Tot enkele jaren geleden werd in de bouwpraktijk zo goed als uitsluitend gewerkt met het contractuele model dat door de rechtsvoorganger van Koninklijke Bouwend Nederland, VG Bouw, werd geïntroduceerd in 1992 en algemeen als het VG Bouw Model Bouwteamovereenkomst 1992 wordt aangeduid. Inmiddels zijn er twee nieuwe modellen bijgekomen, en wel de Modelovereenkomst Bouwteam DG 2020 en Model Bouwteamovereenkomst 2021 (laatste opgesteld door Koninklijke Bouwend Nederland en te beschouwen als de opvolger van het VG Model Bouwteamovereenkomst 1992). Bij de totstandkoming van de recente modellen (Model DG 2020 en VG Model 2021) zijn door de opstellers ervan verschillende keuzes gemaakt, die toch wel opvallend te noemen zijn.
Bijzonder genoeg hebben beide opstellers (Koninklijke Bouwend Nederland respectievelijk een special interestgroep van het platform Duurzaam Gebouwd) er voor gekozen om er geen zogeheten ‘paritaire documenten’ van te maken. Dat heeft als voordeel dat indien de overeenkomsten als model worden gebruikt in het kader van een aanbestedingsprocedure, er afgeweken mag worden van de modelteksten, zonder dat dit tot een motiveringsplicht voor de aanbestedende dienst lijdt.

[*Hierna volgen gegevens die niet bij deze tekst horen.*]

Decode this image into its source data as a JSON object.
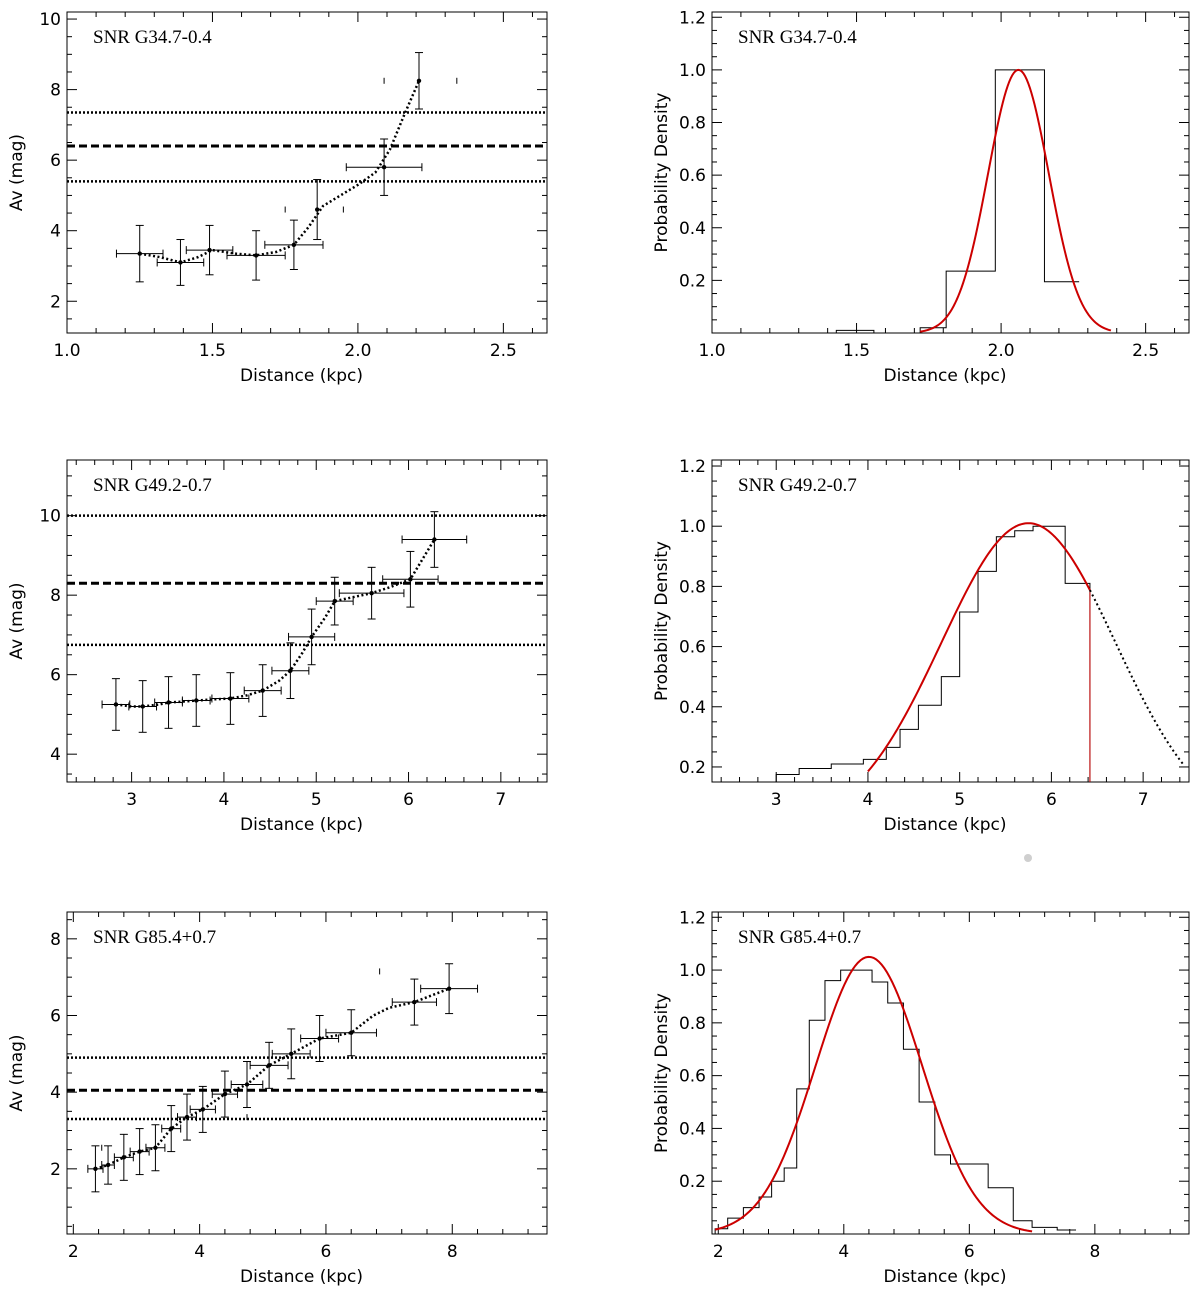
{
  "chart_data": [
    {
      "type": "scatter",
      "title": "SNR G34.7-0.4",
      "xlabel": "Distance (kpc)",
      "ylabel": "Av (mag)",
      "xlim": [
        1.0,
        2.65
      ],
      "ylim": [
        1.1,
        10.2
      ],
      "xticks": [
        1.0,
        1.5,
        2.0,
        2.5
      ],
      "xtick_labels": [
        "1.0",
        "1.5",
        "2.0",
        "2.5"
      ],
      "yticks": [
        2,
        4,
        6,
        8,
        10
      ],
      "ytick_labels": [
        "2",
        "4",
        "6",
        "8",
        "10"
      ],
      "points": [
        {
          "x": 1.25,
          "y": 3.35,
          "xerr": [
            0.08,
            0.08
          ],
          "yerr": 0.8
        },
        {
          "x": 1.39,
          "y": 3.1,
          "xerr": [
            0.08,
            0.08
          ],
          "yerr": 0.65
        },
        {
          "x": 1.49,
          "y": 3.45,
          "xerr": [
            0.08,
            0.08
          ],
          "yerr": 0.7
        },
        {
          "x": 1.65,
          "y": 3.3,
          "xerr": [
            0.1,
            0.1
          ],
          "yerr": 0.7
        },
        {
          "x": 1.78,
          "y": 3.6,
          "xerr": [
            0.1,
            0.1
          ],
          "yerr": 0.7
        },
        {
          "x": 1.86,
          "y": 4.6,
          "xerr": [
            0.0,
            0.0
          ],
          "yerr": 0.85
        },
        {
          "x": 2.09,
          "y": 5.8,
          "xerr": [
            0.13,
            0.13
          ],
          "yerr": 0.8
        },
        {
          "x": 2.21,
          "y": 8.25,
          "xerr": [
            0.0,
            0.0
          ],
          "yerr": 0.8
        }
      ],
      "curve": {
        "x": [
          1.25,
          1.32,
          1.39,
          1.45,
          1.5,
          1.58,
          1.65,
          1.72,
          1.78,
          1.83,
          1.88,
          1.94,
          2.0,
          2.06,
          2.11,
          2.16,
          2.21
        ],
        "y": [
          3.35,
          3.25,
          3.1,
          3.25,
          3.45,
          3.35,
          3.3,
          3.4,
          3.6,
          4.1,
          4.7,
          5.0,
          5.3,
          5.65,
          6.3,
          7.3,
          8.25
        ]
      },
      "marks": [
        {
          "x": 2.09,
          "y": 8.25
        },
        {
          "x": 2.34,
          "y": 8.25
        },
        {
          "x": 1.75,
          "y": 4.6
        },
        {
          "x": 1.95,
          "y": 4.6
        }
      ],
      "hlines": [
        {
          "y": 7.35,
          "style": "dotted"
        },
        {
          "y": 6.4,
          "style": "dashed"
        },
        {
          "y": 5.4,
          "style": "dotted"
        }
      ]
    },
    {
      "type": "area",
      "title": "SNR G34.7-0.4",
      "xlabel": "Distance (kpc)",
      "ylabel": "Probability Density",
      "xlim": [
        1.0,
        2.65
      ],
      "ylim": [
        0.0,
        1.22
      ],
      "xticks": [
        1.0,
        1.5,
        2.0,
        2.5
      ],
      "xtick_labels": [
        "1.0",
        "1.5",
        "2.0",
        "2.5"
      ],
      "yticks": [
        0.2,
        0.4,
        0.6,
        0.8,
        1.0,
        1.2
      ],
      "ytick_labels": [
        "0.2",
        "0.4",
        "0.6",
        "0.8",
        "1.0",
        "1.2"
      ],
      "histogram": {
        "edges": [
          1.43,
          1.56,
          1.72,
          1.81,
          1.98,
          2.15,
          2.27
        ],
        "values": [
          0.01,
          0.0,
          0.02,
          0.235,
          1.0,
          0.195
        ]
      },
      "fit": {
        "mean": 2.06,
        "sigma": 0.105,
        "peak": 1.0,
        "color": "#cc0000",
        "x_range": [
          1.72,
          2.38
        ]
      }
    },
    {
      "type": "scatter",
      "title": "SNR G49.2-0.7",
      "xlabel": "Distance (kpc)",
      "ylabel": "Av (mag)",
      "xlim": [
        2.3,
        7.5
      ],
      "ylim": [
        3.3,
        11.4
      ],
      "xticks": [
        3,
        4,
        5,
        6,
        7
      ],
      "xtick_labels": [
        "3",
        "4",
        "5",
        "6",
        "7"
      ],
      "yticks": [
        4,
        6,
        8,
        10
      ],
      "ytick_labels": [
        "4",
        "6",
        "8",
        "10"
      ],
      "points": [
        {
          "x": 2.83,
          "y": 5.25,
          "xerr": [
            0.15,
            0.15
          ],
          "yerr": 0.65
        },
        {
          "x": 3.12,
          "y": 5.2,
          "xerr": [
            0.15,
            0.15
          ],
          "yerr": 0.65
        },
        {
          "x": 3.4,
          "y": 5.3,
          "xerr": [
            0.15,
            0.15
          ],
          "yerr": 0.65
        },
        {
          "x": 3.7,
          "y": 5.35,
          "xerr": [
            0.15,
            0.15
          ],
          "yerr": 0.65
        },
        {
          "x": 4.07,
          "y": 5.4,
          "xerr": [
            0.2,
            0.2
          ],
          "yerr": 0.65
        },
        {
          "x": 4.42,
          "y": 5.6,
          "xerr": [
            0.2,
            0.2
          ],
          "yerr": 0.65
        },
        {
          "x": 4.72,
          "y": 6.1,
          "xerr": [
            0.2,
            0.2
          ],
          "yerr": 0.7
        },
        {
          "x": 4.95,
          "y": 6.95,
          "xerr": [
            0.25,
            0.25
          ],
          "yerr": 0.7
        },
        {
          "x": 5.2,
          "y": 7.85,
          "xerr": [
            0.2,
            0.2
          ],
          "yerr": 0.6
        },
        {
          "x": 5.6,
          "y": 8.05,
          "xerr": [
            0.35,
            0.35
          ],
          "yerr": 0.65
        },
        {
          "x": 6.02,
          "y": 8.4,
          "xerr": [
            0.3,
            0.3
          ],
          "yerr": 0.7
        },
        {
          "x": 6.28,
          "y": 9.4,
          "xerr": [
            0.35,
            0.35
          ],
          "yerr": 0.7
        }
      ],
      "curve": {
        "x": [
          2.83,
          3.0,
          3.12,
          3.3,
          3.4,
          3.6,
          3.7,
          3.9,
          4.07,
          4.25,
          4.42,
          4.6,
          4.72,
          4.85,
          4.95,
          5.1,
          5.2,
          5.4,
          5.6,
          5.8,
          6.02,
          6.15,
          6.28
        ],
        "y": [
          5.25,
          5.2,
          5.2,
          5.25,
          5.3,
          5.33,
          5.35,
          5.38,
          5.4,
          5.48,
          5.6,
          5.85,
          6.1,
          6.55,
          6.95,
          7.45,
          7.85,
          7.95,
          8.05,
          8.2,
          8.4,
          8.9,
          9.4
        ]
      },
      "marks": [],
      "hlines": [
        {
          "y": 10.0,
          "style": "dotted"
        },
        {
          "y": 8.3,
          "style": "dashed"
        },
        {
          "y": 6.75,
          "style": "dotted"
        }
      ]
    },
    {
      "type": "area",
      "title": "SNR G49.2-0.7",
      "xlabel": "Distance (kpc)",
      "ylabel": "Probability Density",
      "xlim": [
        2.3,
        7.5
      ],
      "ylim": [
        0.15,
        1.22
      ],
      "xticks": [
        3,
        4,
        5,
        6,
        7
      ],
      "xtick_labels": [
        "3",
        "4",
        "5",
        "6",
        "7"
      ],
      "yticks": [
        0.2,
        0.4,
        0.6,
        0.8,
        1.0,
        1.2
      ],
      "ytick_labels": [
        "0.2",
        "0.4",
        "0.6",
        "0.8",
        "1.0",
        "1.2"
      ],
      "histogram": {
        "edges": [
          3.0,
          3.25,
          3.6,
          3.95,
          4.2,
          4.35,
          4.55,
          4.8,
          5.0,
          5.2,
          5.4,
          5.6,
          5.8,
          6.15,
          6.42
        ],
        "values": [
          0.175,
          0.195,
          0.21,
          0.225,
          0.265,
          0.325,
          0.405,
          0.5,
          0.715,
          0.85,
          0.965,
          0.985,
          1.0,
          0.81
        ]
      },
      "fit": {
        "mean": 5.75,
        "sigma": 0.95,
        "peak": 1.01,
        "color": "#cc0000",
        "x_range": [
          4.0,
          6.42
        ],
        "extension_x_range": [
          6.42,
          7.45
        ]
      },
      "vline": {
        "x": 6.42,
        "color": "#cc0000"
      }
    },
    {
      "type": "scatter",
      "title": "SNR G85.4+0.7",
      "xlabel": "Distance (kpc)",
      "ylabel": "Av (mag)",
      "xlim": [
        1.9,
        9.5
      ],
      "ylim": [
        0.3,
        8.7
      ],
      "xticks": [
        2,
        4,
        6,
        8
      ],
      "xtick_labels": [
        "2",
        "4",
        "6",
        "8"
      ],
      "yticks": [
        2,
        4,
        6,
        8
      ],
      "ytick_labels": [
        "2",
        "4",
        "6",
        "8"
      ],
      "points": [
        {
          "x": 2.35,
          "y": 2.0,
          "xerr": [
            0.12,
            0.12
          ],
          "yerr": 0.6
        },
        {
          "x": 2.55,
          "y": 2.1,
          "xerr": [
            0.1,
            0.1
          ],
          "yerr": 0.5
        },
        {
          "x": 2.8,
          "y": 2.3,
          "xerr": [
            0.15,
            0.15
          ],
          "yerr": 0.6
        },
        {
          "x": 3.05,
          "y": 2.45,
          "xerr": [
            0.15,
            0.15
          ],
          "yerr": 0.6
        },
        {
          "x": 3.3,
          "y": 2.55,
          "xerr": [
            0.15,
            0.15
          ],
          "yerr": 0.6
        },
        {
          "x": 3.55,
          "y": 3.05,
          "xerr": [
            0.15,
            0.15
          ],
          "yerr": 0.6
        },
        {
          "x": 3.8,
          "y": 3.35,
          "xerr": [
            0.15,
            0.15
          ],
          "yerr": 0.6
        },
        {
          "x": 4.05,
          "y": 3.55,
          "xerr": [
            0.2,
            0.2
          ],
          "yerr": 0.6
        },
        {
          "x": 4.4,
          "y": 3.95,
          "xerr": [
            0.2,
            0.2
          ],
          "yerr": 0.6
        },
        {
          "x": 4.75,
          "y": 4.2,
          "xerr": [
            0.25,
            0.25
          ],
          "yerr": 0.6
        },
        {
          "x": 5.1,
          "y": 4.7,
          "xerr": [
            0.3,
            0.3
          ],
          "yerr": 0.6
        },
        {
          "x": 5.45,
          "y": 5.0,
          "xerr": [
            0.3,
            0.3
          ],
          "yerr": 0.65
        },
        {
          "x": 5.9,
          "y": 5.4,
          "xerr": [
            0.3,
            0.3
          ],
          "yerr": 0.6
        },
        {
          "x": 6.4,
          "y": 5.55,
          "xerr": [
            0.4,
            0.4
          ],
          "yerr": 0.6
        },
        {
          "x": 7.4,
          "y": 6.35,
          "xerr": [
            0.35,
            0.35
          ],
          "yerr": 0.6
        },
        {
          "x": 7.95,
          "y": 6.7,
          "xerr": [
            0.45,
            0.45
          ],
          "yerr": 0.65
        }
      ],
      "curve": {
        "x": [
          2.35,
          2.55,
          2.8,
          3.05,
          3.3,
          3.55,
          3.8,
          4.05,
          4.4,
          4.75,
          5.1,
          5.45,
          5.9,
          6.4,
          6.75,
          7.0,
          7.4,
          7.95
        ],
        "y": [
          2.0,
          2.1,
          2.3,
          2.45,
          2.55,
          3.05,
          3.35,
          3.55,
          3.95,
          4.2,
          4.7,
          5.0,
          5.4,
          5.55,
          6.0,
          6.2,
          6.35,
          6.7
        ]
      },
      "marks": [
        {
          "x": 2.45,
          "y": 2.55
        },
        {
          "x": 4.75,
          "y": 3.35
        },
        {
          "x": 6.85,
          "y": 7.15
        }
      ],
      "hlines": [
        {
          "y": 4.9,
          "style": "dotted"
        },
        {
          "y": 4.05,
          "style": "dashed"
        },
        {
          "y": 3.3,
          "style": "dotted"
        }
      ]
    },
    {
      "type": "area",
      "title": "SNR G85.4+0.7",
      "xlabel": "Distance (kpc)",
      "ylabel": "Probability Density",
      "xlim": [
        1.9,
        9.5
      ],
      "ylim": [
        0.0,
        1.22
      ],
      "xticks": [
        2,
        4,
        6,
        8
      ],
      "xtick_labels": [
        "2",
        "4",
        "6",
        "8"
      ],
      "yticks": [
        0.2,
        0.4,
        0.6,
        0.8,
        1.0,
        1.2
      ],
      "ytick_labels": [
        "0.2",
        "0.4",
        "0.6",
        "0.8",
        "1.0",
        "1.2"
      ],
      "histogram": {
        "edges": [
          1.95,
          2.15,
          2.4,
          2.65,
          2.85,
          3.05,
          3.25,
          3.45,
          3.7,
          3.95,
          4.2,
          4.45,
          4.7,
          4.95,
          5.2,
          5.45,
          5.7,
          6.0,
          6.3,
          6.7,
          7.0,
          7.4,
          7.7
        ],
        "values": [
          0.02,
          0.06,
          0.1,
          0.14,
          0.2,
          0.25,
          0.55,
          0.81,
          0.96,
          1.0,
          1.0,
          0.955,
          0.875,
          0.7,
          0.5,
          0.3,
          0.265,
          0.265,
          0.175,
          0.05,
          0.025,
          0.015
        ]
      },
      "fit": {
        "mean": 4.4,
        "sigma": 0.85,
        "peak": 1.05,
        "color": "#cc0000",
        "x_range": [
          1.95,
          7.0
        ]
      }
    }
  ]
}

Voor de bouwrechtpraktijk is het gegeven dat er nu keuze is uit drie verschillende Model Bouwteamovereenkomsten van groot belang. De vraag welk Model van de drie het beste bij uw bouwproject past is aan de hand van de modellen, niet zonder meer te beantwoorden. Het zijn voor de bouwrechtpraktijk alle drie goed bruikbare modellen. Wél is het zaak om stil te staan bij het feit dat er drie modellen zijn, en dat er dus ook iets te kiezen valt voor de opdrachtgever.